The first two “hills” are two weeks, so we can clearly see that we get more events on business days compared to weekends.
But then something happened on May 20: we started getting much less events, and the hill pattern disappeared, days looks much more alike.
We haven’t noticed any other problems in the system, but the trend looked quite bothering. Are we loosing data?

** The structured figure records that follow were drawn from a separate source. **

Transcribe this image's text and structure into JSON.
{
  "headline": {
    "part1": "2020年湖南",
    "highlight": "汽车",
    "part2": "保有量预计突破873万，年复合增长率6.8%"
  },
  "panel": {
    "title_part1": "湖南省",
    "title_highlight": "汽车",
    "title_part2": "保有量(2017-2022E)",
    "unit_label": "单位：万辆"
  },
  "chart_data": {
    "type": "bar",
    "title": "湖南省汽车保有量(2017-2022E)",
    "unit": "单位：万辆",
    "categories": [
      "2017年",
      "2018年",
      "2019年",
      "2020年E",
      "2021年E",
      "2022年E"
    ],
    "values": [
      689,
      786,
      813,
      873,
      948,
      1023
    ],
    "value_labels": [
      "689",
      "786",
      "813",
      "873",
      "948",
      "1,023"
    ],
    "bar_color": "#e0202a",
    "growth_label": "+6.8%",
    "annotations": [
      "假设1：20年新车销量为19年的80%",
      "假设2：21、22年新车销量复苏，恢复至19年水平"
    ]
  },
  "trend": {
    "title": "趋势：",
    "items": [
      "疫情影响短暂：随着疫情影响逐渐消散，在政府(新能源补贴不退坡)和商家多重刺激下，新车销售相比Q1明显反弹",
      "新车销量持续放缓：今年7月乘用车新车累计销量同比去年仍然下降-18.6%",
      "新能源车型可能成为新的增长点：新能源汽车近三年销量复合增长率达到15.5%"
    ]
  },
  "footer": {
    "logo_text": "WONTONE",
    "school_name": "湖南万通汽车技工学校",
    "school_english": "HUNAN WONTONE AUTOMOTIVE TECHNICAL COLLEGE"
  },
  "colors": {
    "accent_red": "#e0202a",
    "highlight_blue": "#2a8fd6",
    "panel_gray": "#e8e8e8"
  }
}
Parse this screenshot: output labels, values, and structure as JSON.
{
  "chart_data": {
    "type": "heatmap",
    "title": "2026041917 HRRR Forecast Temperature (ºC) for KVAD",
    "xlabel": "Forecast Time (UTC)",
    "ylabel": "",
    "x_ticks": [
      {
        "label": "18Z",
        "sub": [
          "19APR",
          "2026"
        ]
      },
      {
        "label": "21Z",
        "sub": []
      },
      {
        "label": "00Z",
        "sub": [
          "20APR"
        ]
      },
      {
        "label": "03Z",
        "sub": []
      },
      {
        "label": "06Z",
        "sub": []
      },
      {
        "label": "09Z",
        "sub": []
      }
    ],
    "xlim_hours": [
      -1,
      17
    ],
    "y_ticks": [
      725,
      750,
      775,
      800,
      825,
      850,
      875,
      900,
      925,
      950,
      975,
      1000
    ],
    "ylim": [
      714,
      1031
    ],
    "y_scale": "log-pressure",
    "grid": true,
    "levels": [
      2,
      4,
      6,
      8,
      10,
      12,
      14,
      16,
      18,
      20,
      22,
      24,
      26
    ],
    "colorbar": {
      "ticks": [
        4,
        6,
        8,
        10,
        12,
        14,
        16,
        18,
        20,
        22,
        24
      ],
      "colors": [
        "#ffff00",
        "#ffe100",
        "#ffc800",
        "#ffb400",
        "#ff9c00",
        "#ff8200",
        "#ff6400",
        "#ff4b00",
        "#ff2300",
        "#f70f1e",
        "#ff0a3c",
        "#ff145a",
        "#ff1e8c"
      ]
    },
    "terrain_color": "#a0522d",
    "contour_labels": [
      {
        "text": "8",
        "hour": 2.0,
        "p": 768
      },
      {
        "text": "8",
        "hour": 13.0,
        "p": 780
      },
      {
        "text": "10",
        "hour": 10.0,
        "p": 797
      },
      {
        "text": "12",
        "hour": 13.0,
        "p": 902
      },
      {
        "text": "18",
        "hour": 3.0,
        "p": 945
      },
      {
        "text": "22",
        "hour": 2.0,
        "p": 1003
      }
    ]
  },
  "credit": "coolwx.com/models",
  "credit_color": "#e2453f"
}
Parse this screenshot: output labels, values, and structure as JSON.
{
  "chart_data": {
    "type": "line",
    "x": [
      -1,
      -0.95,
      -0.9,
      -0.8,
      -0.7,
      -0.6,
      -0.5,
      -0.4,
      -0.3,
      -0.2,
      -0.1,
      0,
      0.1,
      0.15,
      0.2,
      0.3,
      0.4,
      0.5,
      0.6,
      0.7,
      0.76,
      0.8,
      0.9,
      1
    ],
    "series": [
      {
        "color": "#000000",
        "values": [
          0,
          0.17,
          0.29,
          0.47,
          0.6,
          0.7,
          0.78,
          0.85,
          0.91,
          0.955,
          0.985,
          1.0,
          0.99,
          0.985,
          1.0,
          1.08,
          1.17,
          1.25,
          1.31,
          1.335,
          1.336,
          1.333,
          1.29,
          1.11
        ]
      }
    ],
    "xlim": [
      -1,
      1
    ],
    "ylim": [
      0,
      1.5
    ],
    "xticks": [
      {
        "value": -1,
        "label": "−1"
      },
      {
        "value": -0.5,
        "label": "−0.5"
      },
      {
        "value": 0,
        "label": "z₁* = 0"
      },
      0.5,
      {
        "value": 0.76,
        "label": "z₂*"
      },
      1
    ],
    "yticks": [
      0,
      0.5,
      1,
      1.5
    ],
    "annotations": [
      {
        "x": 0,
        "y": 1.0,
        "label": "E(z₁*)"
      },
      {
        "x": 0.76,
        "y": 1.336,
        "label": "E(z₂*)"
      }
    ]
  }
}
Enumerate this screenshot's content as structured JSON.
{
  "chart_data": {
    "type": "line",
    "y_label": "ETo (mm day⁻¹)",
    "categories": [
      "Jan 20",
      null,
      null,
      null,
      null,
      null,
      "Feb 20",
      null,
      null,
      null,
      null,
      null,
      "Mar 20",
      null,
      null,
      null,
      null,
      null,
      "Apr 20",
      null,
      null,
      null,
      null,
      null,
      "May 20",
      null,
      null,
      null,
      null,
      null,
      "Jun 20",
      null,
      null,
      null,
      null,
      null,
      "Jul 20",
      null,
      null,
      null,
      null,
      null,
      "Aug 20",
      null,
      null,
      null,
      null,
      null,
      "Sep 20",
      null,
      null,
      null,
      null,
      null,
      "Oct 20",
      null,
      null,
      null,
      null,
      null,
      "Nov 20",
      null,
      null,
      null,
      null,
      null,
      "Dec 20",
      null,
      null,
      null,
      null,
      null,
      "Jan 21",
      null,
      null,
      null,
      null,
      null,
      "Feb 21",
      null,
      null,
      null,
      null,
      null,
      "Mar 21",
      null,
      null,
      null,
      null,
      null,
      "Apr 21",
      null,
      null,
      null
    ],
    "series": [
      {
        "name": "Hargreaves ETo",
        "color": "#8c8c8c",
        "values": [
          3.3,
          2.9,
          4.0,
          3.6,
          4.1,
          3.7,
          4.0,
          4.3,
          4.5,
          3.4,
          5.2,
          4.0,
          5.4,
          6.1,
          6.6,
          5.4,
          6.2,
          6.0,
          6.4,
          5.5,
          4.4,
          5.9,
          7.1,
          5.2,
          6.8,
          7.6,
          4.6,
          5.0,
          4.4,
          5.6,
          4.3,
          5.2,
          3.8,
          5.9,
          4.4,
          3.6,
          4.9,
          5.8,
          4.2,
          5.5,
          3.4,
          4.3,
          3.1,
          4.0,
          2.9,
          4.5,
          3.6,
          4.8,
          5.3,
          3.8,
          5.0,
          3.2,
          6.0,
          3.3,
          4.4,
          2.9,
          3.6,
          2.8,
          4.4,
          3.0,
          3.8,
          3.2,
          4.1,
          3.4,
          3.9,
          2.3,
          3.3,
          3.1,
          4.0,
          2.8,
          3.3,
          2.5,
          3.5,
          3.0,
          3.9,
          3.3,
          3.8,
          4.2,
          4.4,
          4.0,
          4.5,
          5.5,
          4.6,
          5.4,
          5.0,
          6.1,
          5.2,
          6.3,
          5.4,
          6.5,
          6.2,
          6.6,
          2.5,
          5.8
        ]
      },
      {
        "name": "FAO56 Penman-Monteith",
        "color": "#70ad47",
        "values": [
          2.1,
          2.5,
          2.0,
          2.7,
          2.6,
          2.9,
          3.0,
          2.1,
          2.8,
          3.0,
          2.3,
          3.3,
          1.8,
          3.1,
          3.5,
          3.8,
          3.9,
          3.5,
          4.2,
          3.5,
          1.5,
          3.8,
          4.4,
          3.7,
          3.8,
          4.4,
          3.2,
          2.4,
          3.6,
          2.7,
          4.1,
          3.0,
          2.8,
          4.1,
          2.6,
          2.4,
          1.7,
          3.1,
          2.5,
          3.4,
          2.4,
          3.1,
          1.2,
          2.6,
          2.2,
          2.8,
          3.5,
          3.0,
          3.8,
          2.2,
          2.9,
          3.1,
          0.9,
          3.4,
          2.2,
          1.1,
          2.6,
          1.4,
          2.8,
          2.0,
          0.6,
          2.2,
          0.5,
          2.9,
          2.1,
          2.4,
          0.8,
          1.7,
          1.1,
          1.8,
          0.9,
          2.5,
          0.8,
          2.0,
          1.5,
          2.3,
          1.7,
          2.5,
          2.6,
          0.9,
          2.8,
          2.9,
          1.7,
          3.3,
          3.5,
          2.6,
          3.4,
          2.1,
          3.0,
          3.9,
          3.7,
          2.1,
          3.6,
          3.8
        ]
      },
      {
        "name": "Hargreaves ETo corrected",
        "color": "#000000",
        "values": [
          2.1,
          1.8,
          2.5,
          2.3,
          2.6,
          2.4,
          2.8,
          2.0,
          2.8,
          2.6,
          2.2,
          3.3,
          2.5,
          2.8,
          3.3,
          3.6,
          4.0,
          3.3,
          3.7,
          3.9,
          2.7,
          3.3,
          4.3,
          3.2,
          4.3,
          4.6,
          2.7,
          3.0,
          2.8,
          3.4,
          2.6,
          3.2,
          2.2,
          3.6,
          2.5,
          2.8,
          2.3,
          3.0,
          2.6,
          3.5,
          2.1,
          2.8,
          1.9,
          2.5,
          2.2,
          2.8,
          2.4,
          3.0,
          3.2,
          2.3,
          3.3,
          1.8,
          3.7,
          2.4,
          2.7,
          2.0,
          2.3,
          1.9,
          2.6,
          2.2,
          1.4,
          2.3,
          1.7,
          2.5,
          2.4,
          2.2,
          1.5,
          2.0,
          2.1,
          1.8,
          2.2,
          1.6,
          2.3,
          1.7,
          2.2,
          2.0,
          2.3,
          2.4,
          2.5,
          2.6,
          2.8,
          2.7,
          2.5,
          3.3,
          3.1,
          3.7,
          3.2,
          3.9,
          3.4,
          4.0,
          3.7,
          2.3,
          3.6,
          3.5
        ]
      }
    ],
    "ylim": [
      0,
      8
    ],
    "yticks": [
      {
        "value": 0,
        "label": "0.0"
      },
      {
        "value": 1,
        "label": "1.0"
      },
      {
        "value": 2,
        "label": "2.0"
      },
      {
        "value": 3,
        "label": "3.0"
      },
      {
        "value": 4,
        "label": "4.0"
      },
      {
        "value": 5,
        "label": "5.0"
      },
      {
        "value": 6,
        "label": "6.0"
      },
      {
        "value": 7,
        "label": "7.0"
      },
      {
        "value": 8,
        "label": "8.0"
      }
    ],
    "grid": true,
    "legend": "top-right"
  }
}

I headed towards Analytics console of Application Insights to dig deeper. Here is the query that reproduces the problem:
customEvents
| where name == "EventXReceived"
| where timestamp >= ago(22d)
| project PointCount = todouble(customMeasurements["EventXReceived_Count"]), timestamp
| summarize EventXReceived = sum(PointCount) by bin(timestamp, 1d)
| render timechart
and I got the same chart as before:
I checked the history of our source code repository and deployments and I figured out that we upgraded the version of Application Insights SDK from version 2.1 to version 2.3.
My guess at this point was that Application Insights started sampling our data instead of sending all events to the server. After reading Sampling in Application Insights article, I came up with the following query to see the sampling rate:
customEvents
| where name == "EventXReceived"
| where timestamp >= ago(22d)
| summarize 100/avg(itemCount) by bin(timestamp, 1d)
| render areachart
and the result is self-explanatory:
Clearly, the sampling rate dropped from 100% down to about 30% right when
the anomaly started. The sampling-adjusted query (note itemCount
multiplication)
customEvents
| where name == "EventXReceived"
| where timestamp >= ago(22d)
| project PointCount = todouble(customMeasurements["EventXReceived_Count"]) * itemCount, timestamp
| summarize EventXReceived = sum(PointCount) by bin(timestamp, 1d)
| render timechart
puts us back to the point when results make sense:
The third week’s Thursday was bank holiday in several European countries, so we got a drop there.
Should Azure dashboard items take sampling into account - to avoid confusing people and to show more useful charts?